Happy to share more details if I have missed out on any key point here.
Edit 1: The For loop is as below:
num_months = 5
df_final = sc.read.csv(input_path, header='true').createOrReplaceTempView("df_final")
for i in range(num_months):
df = sc.sql("""
SELECT *
FROM df_final mrd
INNER JOIN
(SELECT ColA AS ColA_tmp, MAX(fh_effdt) AS max_fh_effdt
FROM df_final
GROUP BY ColA) grouped_mrd
ON mrd.ColA = grouped_mrd.ColA_tmp
AND mrd.fh_effdt = grouped_mrd.max_fh_effdt
""")
df = df.drop(df.ColA_tmp).drop(df.max_fh_effdt).drop(df.ColB_lag2)
df_tmp = df.withColumn("ColNum", (df.wala + 1).cast(IntegerType())) \
.withColumn("ColB_lag2", df.ColB_lag1) \
.withColumn("ColB_lag1", df.ColB) \
.withColumn("ColB", someFunc())
df_final = df_final.union(df_tmp)
df_final.persist()
df_final.coalesce(1).write.csv(output_path + scenario_name+"_df_final", mode='overwrite', header='true')

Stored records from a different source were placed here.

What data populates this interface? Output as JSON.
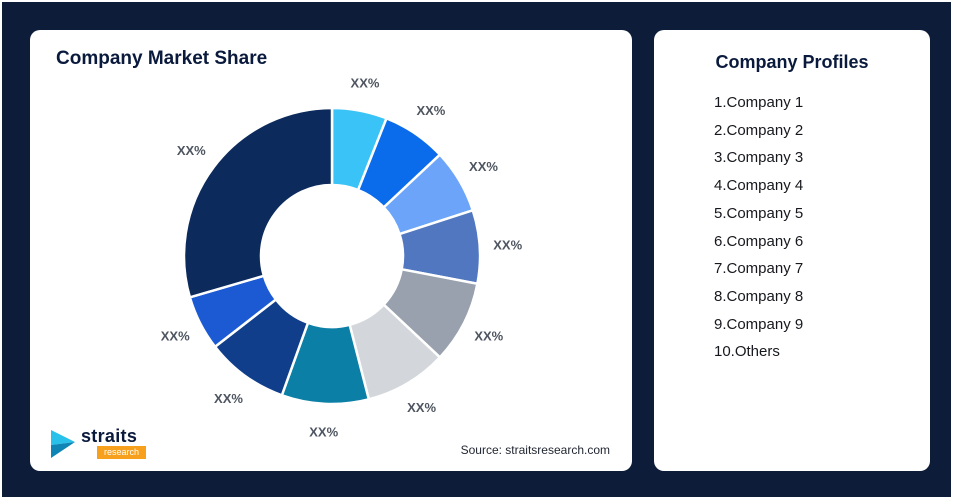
{
  "background_color": "#0D1C38",
  "left_card": {
    "title": "Company Market Share",
    "source": "Source: straitsresearch.com",
    "logo": {
      "brand": "straits",
      "sub": "research"
    }
  },
  "right_card": {
    "title": "Company Profiles",
    "items": [
      "1.Company 1",
      "2.Company 2",
      "3.Company 3",
      "4.Company 4",
      "5.Company 5",
      "6.Company 6",
      "7.Company 7",
      "8.Company 8",
      "9.Company 9",
      "10.Others"
    ]
  },
  "chart_data": {
    "type": "pie",
    "subtype": "donut",
    "title": "Company Market Share",
    "labels": [
      "Company 1",
      "Company 2",
      "Company 3",
      "Company 4",
      "Company 5",
      "Company 6",
      "Company 7",
      "Company 8",
      "Company 9",
      "Others"
    ],
    "slice_label_text": "XX%",
    "values_estimated_pct": [
      6,
      7,
      7,
      8,
      9,
      9,
      9.5,
      9,
      6,
      29.5
    ],
    "colors": [
      "#3AC3F6",
      "#0A6BEB",
      "#6BA4F8",
      "#5077C0",
      "#98A1AD",
      "#D3D7DC",
      "#0B7FA5",
      "#113E8B",
      "#1C5AD4",
      "#0C2A5C"
    ],
    "start_angle_deg": 0,
    "inner_radius_ratio": 0.48,
    "legend": "none",
    "grid": false
  }
}
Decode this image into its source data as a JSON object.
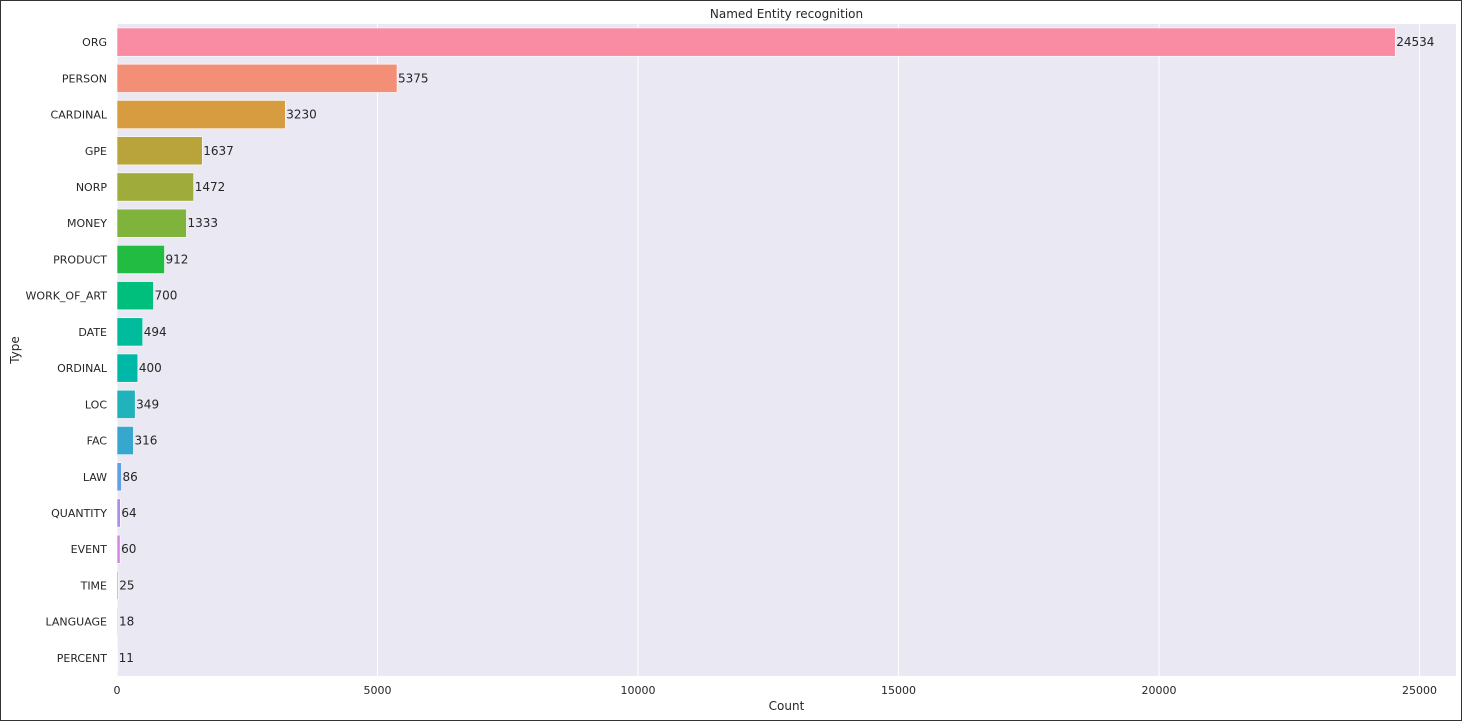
{
  "chart_data": {
    "type": "bar",
    "orientation": "horizontal",
    "title": "Named Entity recognition",
    "xlabel": "Count",
    "ylabel": "Type",
    "xlim": [
      0,
      25700
    ],
    "xticks": [
      0,
      5000,
      10000,
      15000,
      20000,
      25000
    ],
    "grid": true,
    "legend": "none",
    "categories": [
      "ORG",
      "PERSON",
      "CARDINAL",
      "GPE",
      "NORP",
      "MONEY",
      "PRODUCT",
      "WORK_OF_ART",
      "DATE",
      "ORDINAL",
      "LOC",
      "FAC",
      "LAW",
      "QUANTITY",
      "EVENT",
      "TIME",
      "LANGUAGE",
      "PERCENT"
    ],
    "values": [
      24534,
      5375,
      3230,
      1637,
      1472,
      1333,
      912,
      700,
      494,
      400,
      349,
      316,
      86,
      64,
      60,
      25,
      18,
      11
    ],
    "colors": [
      "#f98ba2",
      "#f48f77",
      "#d89c40",
      "#b9a43b",
      "#9fab3b",
      "#7fb33b",
      "#22bc42",
      "#00bf7d",
      "#00bb9c",
      "#00b8a8",
      "#21b2bb",
      "#38a7d0",
      "#62a0e6",
      "#a98fe9",
      "#d484e7",
      "#f97fd0",
      "#fc85c0",
      "#fc89b0"
    ]
  }
}
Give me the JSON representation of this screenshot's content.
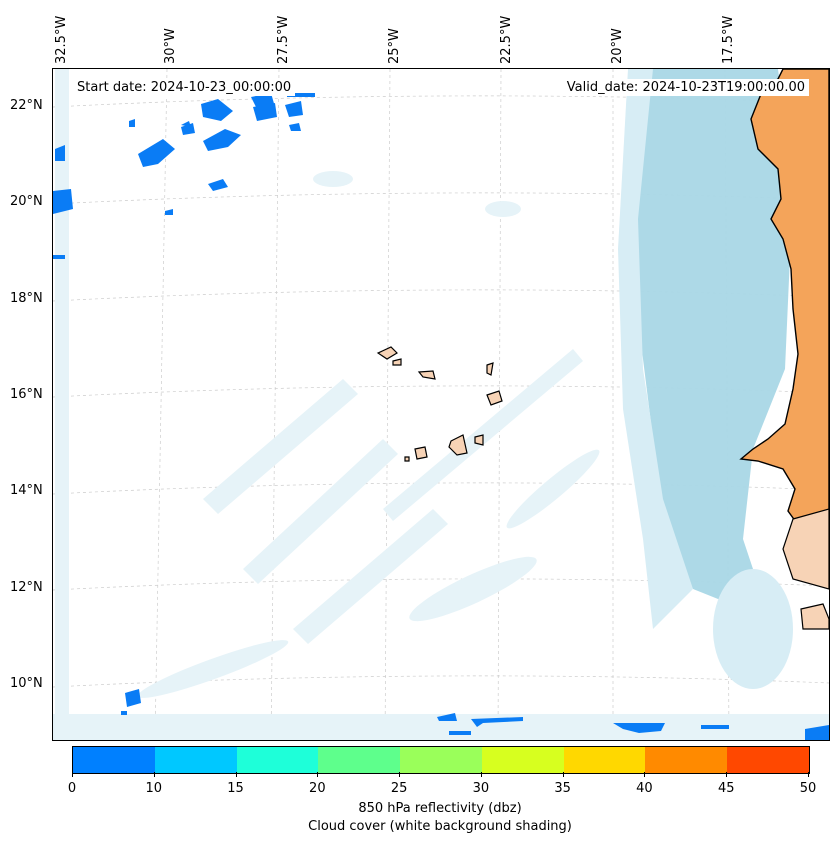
{
  "map": {
    "start_date": "Start date: 2024-10-23_00:00:00",
    "valid_date": "Valid_date: 2024-10-23T19:00:00.00",
    "lon_labels": [
      "32.5°W",
      "30°W",
      "27.5°W",
      "25°W",
      "22.5°W",
      "20°W",
      "17.5°W"
    ],
    "lat_labels": [
      "22°N",
      "20°N",
      "18°N",
      "16°N",
      "14°N",
      "12°N",
      "10°N"
    ],
    "colors": {
      "land": "#f4a45a",
      "land_light": "#f7d3b6",
      "cloud": "#a9d7e6",
      "cloud_light": "#d7edf5",
      "refl_low": "#0a7cf5"
    },
    "icons": [
      "coastline-shape",
      "cloud-shading",
      "reflectivity-patch",
      "island-shape"
    ]
  },
  "colorbar": {
    "ticks": [
      "0",
      "10",
      "15",
      "20",
      "25",
      "30",
      "35",
      "40",
      "45",
      "50"
    ],
    "colors": [
      "#0080ff",
      "#00c8ff",
      "#1effd9",
      "#5eff8c",
      "#9aff5a",
      "#d7ff1f",
      "#ffd800",
      "#ff8a00",
      "#ff4800"
    ],
    "title_1": "850 hPa reflectivity (dbz)",
    "title_2": "Cloud cover (white background shading)"
  }
}
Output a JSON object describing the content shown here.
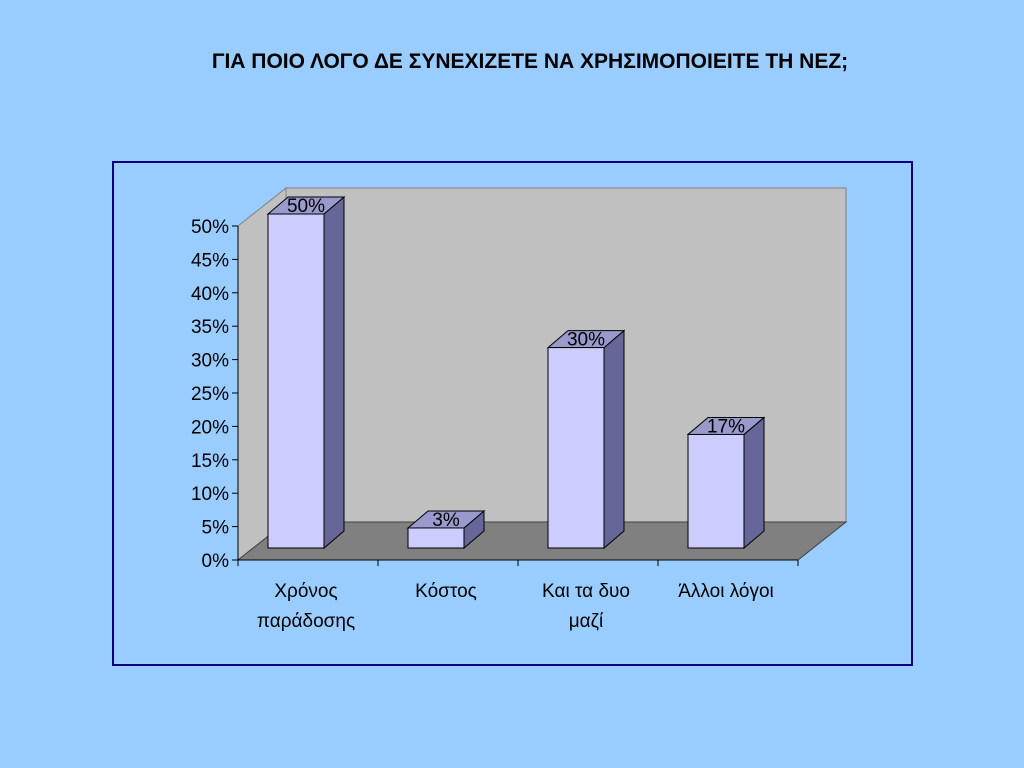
{
  "slide": {
    "title": "ΓΙΑ ΠΟΙΟ ΛΟΓΟ ΔΕ ΣΥΝΕΧΙΖΕΤΕ ΝΑ ΧΡΗΣΙΜΟΠΟΙΕΙΤΕ ΤΗ ΝΕΖ;"
  },
  "chart_data": {
    "type": "bar",
    "title": "ΓΙΑ ΠΟΙΟ ΛΟΓΟ ΔΕ ΣΥΝΕΧΙΖΕΤΕ ΝΑ ΧΡΗΣΙΜΟΠΟΙΕΙΤΕ ΤΗ ΝΕΖ;",
    "categories": [
      [
        "Χρόνος",
        "παράδοσης"
      ],
      [
        "Κόστος"
      ],
      [
        "Και τα δυο",
        "μαζί"
      ],
      [
        "Άλλοι λόγοι"
      ]
    ],
    "values": [
      50,
      3,
      30,
      17
    ],
    "data_labels": [
      "50%",
      "3%",
      "30%",
      "17%"
    ],
    "y_ticks": [
      "0%",
      "5%",
      "10%",
      "15%",
      "20%",
      "25%",
      "30%",
      "35%",
      "40%",
      "45%",
      "50%"
    ],
    "ylim": [
      0,
      50
    ],
    "grid": false,
    "style": "3d-column",
    "colors": {
      "background": "#99ccff",
      "wall": "#c0c0c0",
      "floor": "#808080",
      "bar_front": "#ccccff",
      "bar_top": "#9999cc",
      "bar_side": "#666699",
      "frame": "#000080"
    }
  }
}
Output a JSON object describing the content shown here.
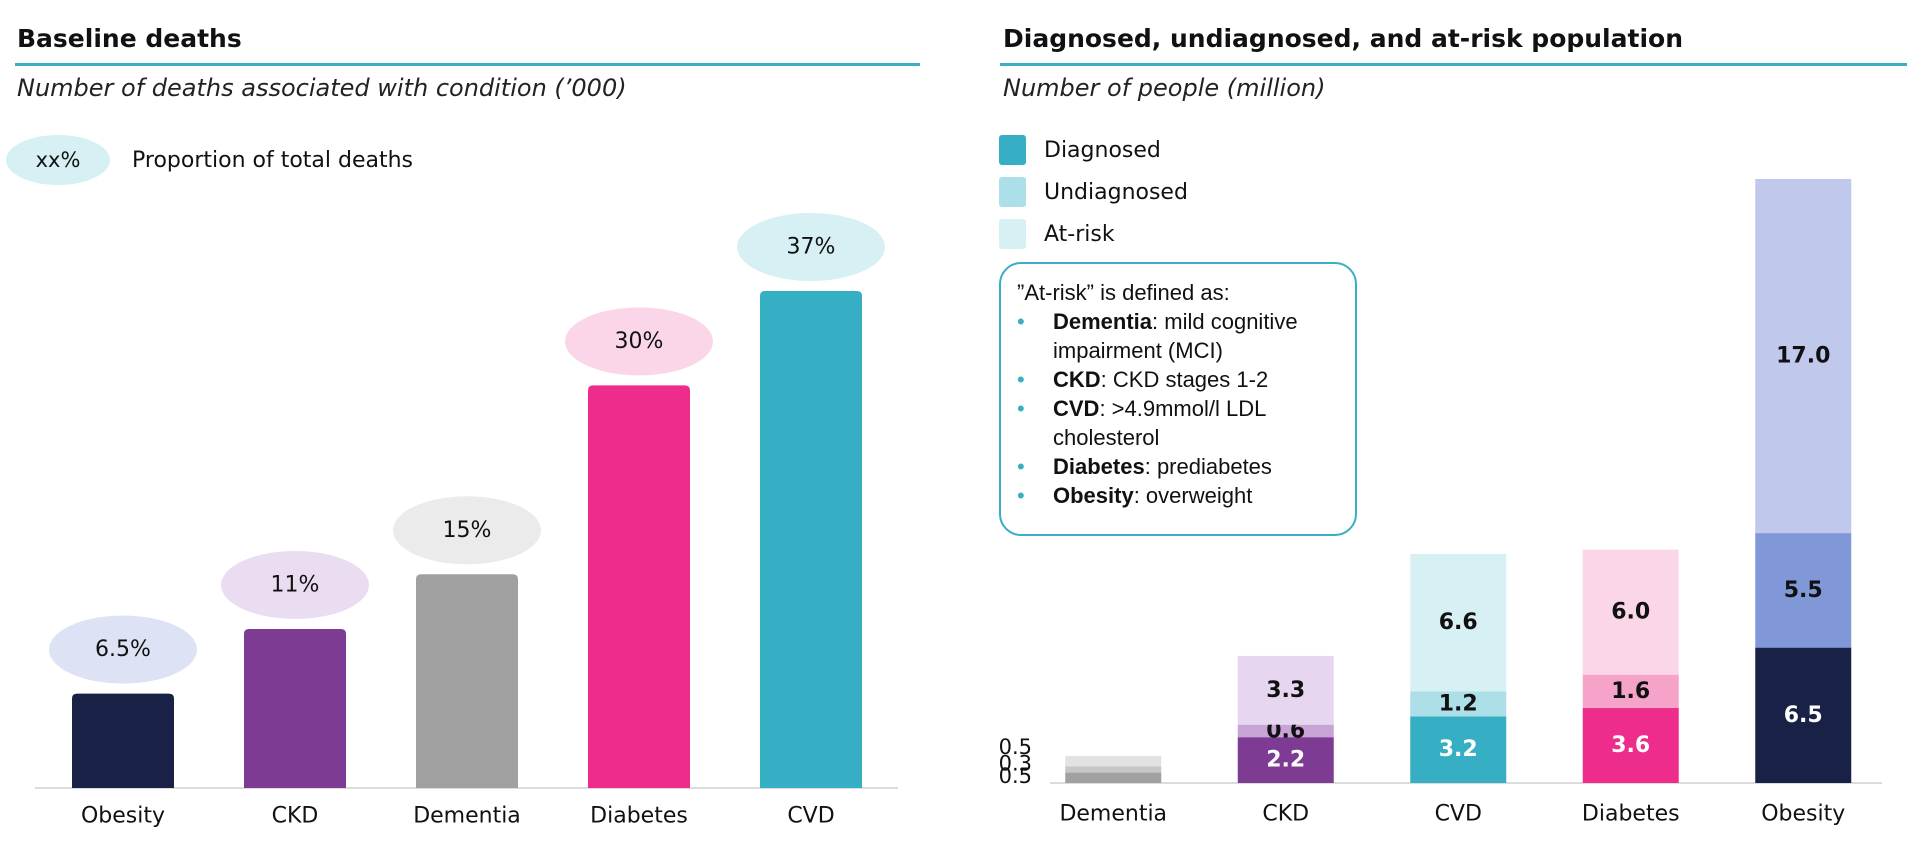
{
  "left_panel": {
    "title": "Baseline deaths",
    "subtitle": "Number of deaths associated with condition (’000)",
    "legend": {
      "badge": "xx%",
      "label": "Proportion of total deaths",
      "badge_color": "#d6f0f4"
    }
  },
  "right_panel": {
    "title": "Diagnosed, undiagnosed, and at-risk population",
    "subtitle": "Number of people (million)",
    "legend": [
      {
        "label": "Diagnosed",
        "color": "#36aec4"
      },
      {
        "label": "Undiagnosed",
        "color": "#acdfe8"
      },
      {
        "label": "At-risk",
        "color": "#d6f0f4"
      }
    ],
    "callout": {
      "heading": "”At-risk” is defined as:",
      "items": [
        {
          "term": "Dementia",
          "text": ": mild cognitive impairment (MCI)"
        },
        {
          "term": "CKD",
          "text": ": CKD stages 1-2"
        },
        {
          "term": "CVD",
          "text": ": >4.9mmol/l LDL cholesterol"
        },
        {
          "term": "Diabetes",
          "text": ": prediabetes"
        },
        {
          "term": "Obesity",
          "text": ": overweight"
        }
      ]
    }
  },
  "chart_data": [
    {
      "type": "bar",
      "title": "Baseline deaths",
      "subtitle": "Number of deaths associated with condition (’000)",
      "categories": [
        "Obesity",
        "CKD",
        "Dementia",
        "Diabetes",
        "CVD"
      ],
      "values": [
        19,
        32,
        43,
        81,
        100
      ],
      "share_labels": [
        "6.5%",
        "11%",
        "15%",
        "30%",
        "37%"
      ],
      "colors": [
        "#1a2147",
        "#7e3b93",
        "#a0a0a0",
        "#ee2c8c",
        "#36aec4"
      ],
      "badge_colors": [
        "#dde3f5",
        "#eaddf1",
        "#ebebeb",
        "#fad6e8",
        "#d6f0f4"
      ],
      "ylim": [
        0,
        100
      ],
      "note": "bar heights in relative units (no axis shown)"
    },
    {
      "type": "bar",
      "stacked": true,
      "title": "Diagnosed, undiagnosed, and at-risk population",
      "subtitle": "Number of people (million)",
      "categories": [
        "Dementia",
        "CKD",
        "CVD",
        "Diabetes",
        "Obesity"
      ],
      "series": [
        {
          "name": "Diagnosed",
          "values": [
            0.5,
            2.2,
            3.2,
            3.6,
            6.5
          ],
          "labels": [
            "0.5",
            "2.2",
            "3.2",
            "3.6",
            "6.5"
          ]
        },
        {
          "name": "Undiagnosed",
          "values": [
            0.3,
            0.6,
            1.2,
            1.6,
            5.5
          ],
          "labels": [
            "0.3",
            "0.6",
            "1.2",
            "1.6",
            "5.5"
          ]
        },
        {
          "name": "At-risk",
          "values": [
            0.5,
            3.3,
            6.6,
            6.0,
            17.0
          ],
          "labels": [
            "0.5",
            "3.3",
            "6.6",
            "6.0",
            "17.0"
          ]
        }
      ],
      "colors": [
        [
          "#a0a0a0",
          "#c6c6c6",
          "#e2e2e2"
        ],
        [
          "#7e3b93",
          "#c7a3d6",
          "#e7d6ef"
        ],
        [
          "#36aec4",
          "#acdfe8",
          "#d6f0f4"
        ],
        [
          "#ee2c8c",
          "#f5a3c9",
          "#fad6e8"
        ],
        [
          "#1a2147",
          "#8097d8",
          "#c0c8ec"
        ]
      ],
      "ylim": [
        0,
        29
      ]
    }
  ]
}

Solution: The issue was with the union. Since I was dropping the columns and recalculating them, spark adds those columns to the end and the 'Union' does a union by column position and not name. This was what creating an issues in the consequent loops as the data shifted by a few columns for the new rows. The solution was to literally select all the columns and re-order them before doing the union. The snippet above is simplified where I can do it without dropping ColB_lag2. The actual code has another step in between where I refresh some values from another dataframe join and those columns need to be dropped before bringing in from the new dataframe.
Upvotes: 1
Views: 14907
Reputation: 45319
Your problem is that you're creating the temporary view on a version of the data frame (original data from csv data source), and expecting it to reflect changes made to the df_final
data frame variable.
The temporary view df_final
does not contain the data made to the data frame df_final
as the loop runs. Data frames are immutable. One way to solve this is to replace the temporary view in the loop too:
# the top part of your loop...
df_final = df_final.union(df_tmp)
df_final.createOrReplaceTempView("df_final")
Upvotes: 1